Ora, qui non si parla affatto di ridurre l’orario
settimanale a 36 ore, poi a 32, e via via a 20 ore o meno. Si tratta piuttosto di
ridurre le 1.600 ore annuali, o le 8.000 ore ogni cinque anni, ripartendo su
base giornaliera, settimanale, mensile, annuale, un tempo liberato e remunerato
che in modo non dissimile in fondo dalle attuali ferie pagate dovrà essere
concordato secondo le reciproche esigenze; ma sarà un diritto individuale
protetto dalla legge. Si tratta quindi di avere un plafond di ore di permessi
retribuiti (dallo Stato e non dall’impresa) che si possano riscattare di volta
in volta, per avere un giorno settimanale libero, un orario più corto, una
settimana libera, un anno sabbatico.
In un certo senso, si tratta di rovesciare come un
guanto una tendenza che è già all’opera, e che è intrinseca nel nuovo ambiente
tecnologico nel quale si svolgono la maggior parte dei lavori: la flessibilità.

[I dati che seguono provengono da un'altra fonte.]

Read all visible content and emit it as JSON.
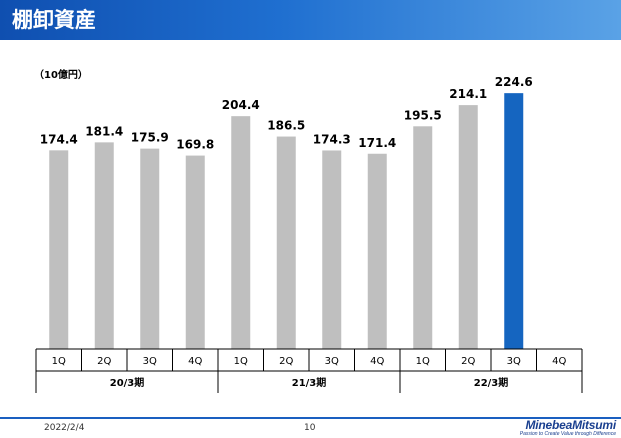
{
  "header": {
    "title": "棚卸資産"
  },
  "chart_data": {
    "type": "bar",
    "unit_label": "（10億円）",
    "categories": [
      "1Q",
      "2Q",
      "3Q",
      "4Q",
      "1Q",
      "2Q",
      "3Q",
      "4Q",
      "1Q",
      "2Q",
      "3Q",
      "4Q"
    ],
    "groups": [
      {
        "label": "20/3期",
        "categories": [
          "1Q",
          "2Q",
          "3Q",
          "4Q"
        ]
      },
      {
        "label": "21/3期",
        "categories": [
          "1Q",
          "2Q",
          "3Q",
          "4Q"
        ]
      },
      {
        "label": "22/3期",
        "categories": [
          "1Q",
          "2Q",
          "3Q",
          "4Q"
        ]
      }
    ],
    "values": [
      174.4,
      181.4,
      175.9,
      169.8,
      204.4,
      186.5,
      174.3,
      171.4,
      195.5,
      214.1,
      224.6,
      null
    ],
    "value_labels": [
      "174.4",
      "181.4",
      "175.9",
      "169.8",
      "204.4",
      "186.5",
      "174.3",
      "171.4",
      "195.5",
      "214.1",
      "224.6",
      ""
    ],
    "highlight_index": 10,
    "ylim": [
      0,
      230
    ],
    "grid": false,
    "colors": {
      "bar": "#bfbfbf",
      "highlight": "#1565c0"
    }
  },
  "footer": {
    "date": "2022/2/4",
    "page": "10",
    "logo": "MinebeaMitsumi",
    "tagline": "Passion to Create Value through Difference"
  }
}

Prendere in pugno
questa tendenza e, “rendendola oggetto di trattative e di lotte collettiva
[cioè riconoscendola paradossalmente come diritto], farne la sorgente di una
nuova libertà” (p.214).
Dal punto di vista macroeconomico, riflette Gorz, l’idea
dovrebbe essere, con la riduzione dell’orario di lavoro complessivo al crescere
della produttività media, di far sì che il potere di acquisto delle famiglie,
che è la domanda delle imprese, sia progressivamente sganciata “dal volume di
lavoro che la società produce”. Si tratta, dunque, di una utopia del tutto
diversa dall’industrialismo nel quale è cresciuta la cultura della sinistra
storica: una utopia della società del
tempo liberato, come dice.
Il presupposto è la progressiva automazione
e meccanizzazione delle modalità di produzione non solo delle merci, ma di
buona parte dei servizi.
Ma la decisione di ridurre l’orario medio, pur
scaturendo anche da valutazioni di tendenza, deve essere politica. Deve imporre un calendario ex ante. Ovvero deve essere lo scopo che la società si dà, ed alla
quale il sistema si deve adeguare nel tempo definito. Tutte le forme di
regolazione (ad esempio ambientali, sociali, di sicurezza, etc.) sono state
introdotte così.
E nella microgestione necessaria di questo nuovo
pacchetto di diritti (al tempo liberato flessibile), si svilupperebbe anche quella
attenzione sociale, quelle azioni collettive (ad esempio sindacali), ed
iniziative popolari che si metterebbe in continuità con la tradizione
mobilitazione per le ferie pagate, i permessi, i congedi di maternità, l’erogazione
di servizi, formazione, che vivificherebbe le capacità di riflessione,
autoorganizzazione a livello delle imprese, proposta, …
Porrebbe, in sostanza il grande tema, lasciato in sostanza
cadere negli anni settanta, della organizzazione del tempo e della produzione
entro i luoghi di lavoro produttivi. Il tema
del potere, che è connesso con quello del lavoro e della sua dignità.